By Greg Ip 

The body's immune response to infection is often more painful than the infection itself. The same is true of epidemics and the economy.

As with terrorist attacks and financial crises, epidemics generate widespread uncertainty and sometimes panic. Government authorities and private individuals often respond by drastically reducing exposure to the shock, amplifying its global economic impact.

The stock market's steep drop on Monday reflected fears that as the coronavirus spreads to other countries, the reaction may be as draconian as it has been in China.

Based on health impacts alone, the coronavirus shouldn't be that big a deal for the global economy. As of Monday it had killed 2,618 people, mostly in China, where the rate of new infections appears to have peaked. By comparison, the Sichuan earthquake in May 2008 killed 69,000 or more without leaving any noticeable trace on Chinese growth.

The difference is that the breadth and severity of an earthquake's damage is much more confined and clear than a virus. And in this case, Chinese officials are taking no chances. They have locked down 60 million people in Hubei province, bringing economic activity to a virtual halt.

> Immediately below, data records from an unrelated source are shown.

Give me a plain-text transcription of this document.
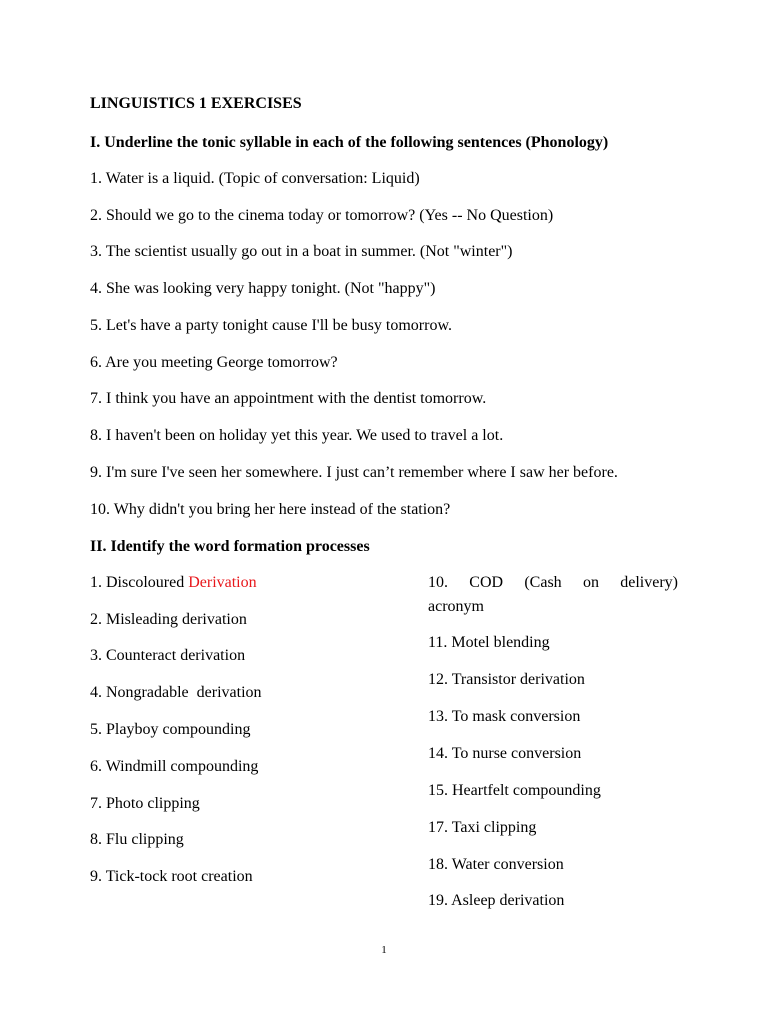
LINGUISTICS 1 EXERCISES
I. Underline the tonic syllable in each of the following sentences (Phonology)
1. Water is a liquid. (Topic of conversation: Liquid)
2. Should we go to the cinema today or tomorrow? (Yes -- No Question)
3. The scientist usually go out in a boat in summer. (Not "winter")
4. She was looking very happy tonight. (Not "happy")
5. Let's have a party tonight cause I'll be busy tomorrow.
6. Are you meeting George tomorrow?
7. I think you have an appointment with the dentist tomorrow.
8. I haven't been on holiday yet this year. We used to travel a lot.
9. I'm sure I've seen her somewhere. I just can’t remember where I saw her before.
10. Why didn't you bring her here instead of the station?
II. Identify the word formation processes
1. Discoloured Derivation
2. Misleading derivation
3. Counteract derivation
4. Nongradable  derivation
5. Playboy compounding
6. Windmill compounding
7. Photo clipping
8. Flu clipping
9. Tick-tock root creation
10. COD (Cash on delivery)
acronym
11. Motel blending
12. Transistor derivation
13. To mask conversion
14. To nurse conversion
15. Heartfelt compounding
17. Taxi clipping
18. Water conversion
19. Asleep derivation
1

The U.S. has warned against any travel to China and banned entry for any non-American who has been to China in the past 14 days. In South Korea, the disease, while spreading rapidly, has so far killed fewer people than typically die of flu in a single day. Yet attendance at movie theaters throughout the country this year has already plunged 38% from a year earlier, Citigroup analysts noted: "Fear of the virus is spreading throughout the country, at a much faster rate than the virus itself."

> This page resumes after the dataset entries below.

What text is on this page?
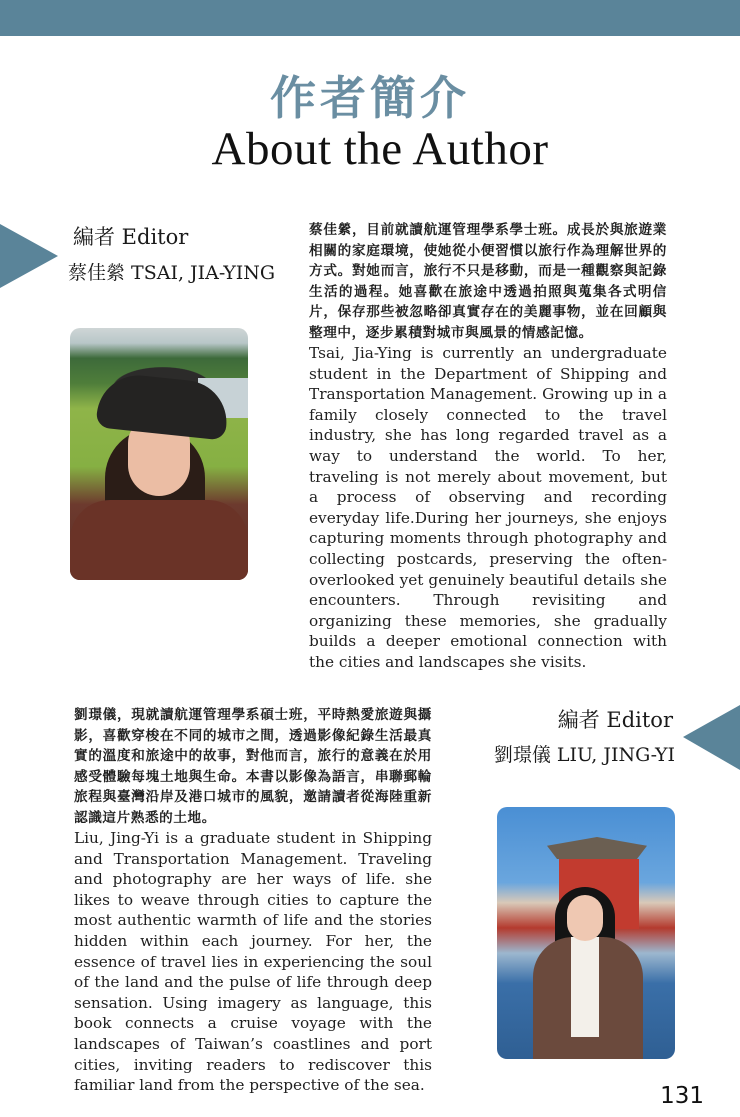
作者簡介
About the Author
編者 Editor
蔡佳縈 TSAI, JIA-YING
蔡佳縈，目前就讀航運管理學系學士班。成長於與旅遊業相關的家庭環境，使她從小便習慣以旅行作為理解世界的方式。對她而言，旅行不只是移動，而是一種觀察與記錄生活的過程。她喜歡在旅途中透過拍照與蒐集各式明信片，保存那些被忽略卻真實存在的美麗事物，並在回顧與整理中，逐步累積對城市與風景的情感記憶。
Tsai, Jia-Ying is currently an undergraduate student in the Department of Shipping and Transportation Management. Growing up in a family closely connected to the travel industry, she has long regarded travel as a way to understand the world. To her, traveling is not merely about movement, but a process of observing and recording everyday life.During her journeys, she enjoys capturing moments through photography and collecting postcards, preserving the often-overlooked yet genuinely beautiful details she encounters. Through revisiting and organizing these memories, she gradually builds a deeper emotional connection with the cities and landscapes she visits.
劉璟儀，現就讀航運管理學系碩士班，平時熱愛旅遊與攝影，喜歡穿梭在不同的城市之間，透過影像紀錄生活最真實的溫度和旅途中的故事，對他而言，旅行的意義在於用感受體驗每塊土地與生命。本書以影像為語言，串聯郵輪旅程與臺灣沿岸及港口城市的風貌，邀請讀者從海陸重新認識這片熟悉的土地。
Liu, Jing-Yi is a graduate student in Shipping and Transportation Management. Traveling and photography are her ways of life. she likes to weave through cities to capture the most authentic warmth of life and the stories hidden within each journey. For her, the essence of travel lies in experiencing the soul of the land and the pulse of life through deep sensation. Using imagery as language, this book connects a cruise voyage with the landscapes of Taiwan’s coastlines and port cities, inviting readers to rediscover this familiar land from the perspective of the sea.
編者 Editor
劉璟儀 LIU, JING-YI
131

Epidemiologists say there is no precedent for such a drastic response. The epidemic, which may develop into a pandemic if it becomes widespread in enough countries, is far larger than others such as SARS, which originated in Asia in 2002, or Ebola, which began in West Africa in 2014.

Since those episodes support for globalization in many countries has been replaced by demands for stronger borders. Authorities have fewer compunctions about raising barriers to trade and travel in the name of disease control. The epidemic is thus one more force working to undo globalization.

"Traditionally in public health, the interventions we know work to slow disease down are things like diagnostics, isolation at home or in the hospital, protecting health-care workers," said Tom Inglesby, director of the Center for Health Security at Johns Hopkins University. "Larger measures like things China has done have no precedent."

"There's a lot of speculation about effectiveness and about negative consequences, without historical data, of those kind of macro interventions, like locking down a city, banning travel from one part of the country, or from a country altogether," he added.

Lawrence Gostin, director of the O'Neill Institute for National and Global Health Law at Georgetown University, said, "We've lurched from complacency to panic and doing things that are overbroad and not evidence-based, with massive impact on the economy."

He said quarantining Americans who were in an active zone of contagion such as a cruise ship is reasonable. However, he added, "A total travel ban on all foreign nationals...which could easily expand without any prior notice, chills travel and commerce."

Estimates of the disease's economic impact are largely educated guesses.

Goldman Sachs, for example, projects a 0.8 percentage point hit to U.S. annualized growth in the current quarter from reduced tourism, exports and supply chain disruptions, with most of that reversed by year-end. But "risks...are skewed towards a larger hit because a change in the news flow could lead to increased risk aversion -- less travel, commuting or shopping."

Peter Berezin, chief global strategist at BCA Research, an investment advisory, estimated global growth would fall to zero in the current quarter and then rebound, for a full-year hit of about half a percentage point. But he also sketched out a more pessimistic scenario.

If the virus infected a billion people, as the swine flu did in 2009 and 2010, 20 million could die, he said. "Demand for most items other than necessities would seize up." The resulting recession would be as deep as 2008-09, though recovery would be much faster, he predicted.

The Federal Reserve could respond by cutting interest rates,. For now, Fed officials are monitoring the situation, wary of acting ahead of evidence of economic harm and amid predictions any hit would be temporary.Even if it cuts rates, but the effect would be limited. Rate cuts boost demand for goods and services, but the problem now is whether workers and firms can supply them.

After the Sept. 11, 2001, terrorist attacks, economic activity plunged from coast-to-coast amid a grounding of commercial flights and fear of more attacks. The Fed cut interest rates, but the absence of follow-on attacks did the most to restore confidence. Similarly, the Fed cut interest rates after Lehman Brothers failed in 2008, but it took a federal bailout to end the panic.

Another problem is that in both 2001 and 2007-08, the Fed cut by around five percentage points. At present, it can at most cut them by 1.75 points before hitting zero.

Finally, how other policy makers respond is a wild card. The U.S. and its allies cooperated in 2001 to defeat al Qaeda and in 2008 to contain the financial crisis. Today, that spirit of cooperation has been strained by trade wars and a greater willingness by the U.S. to act alone.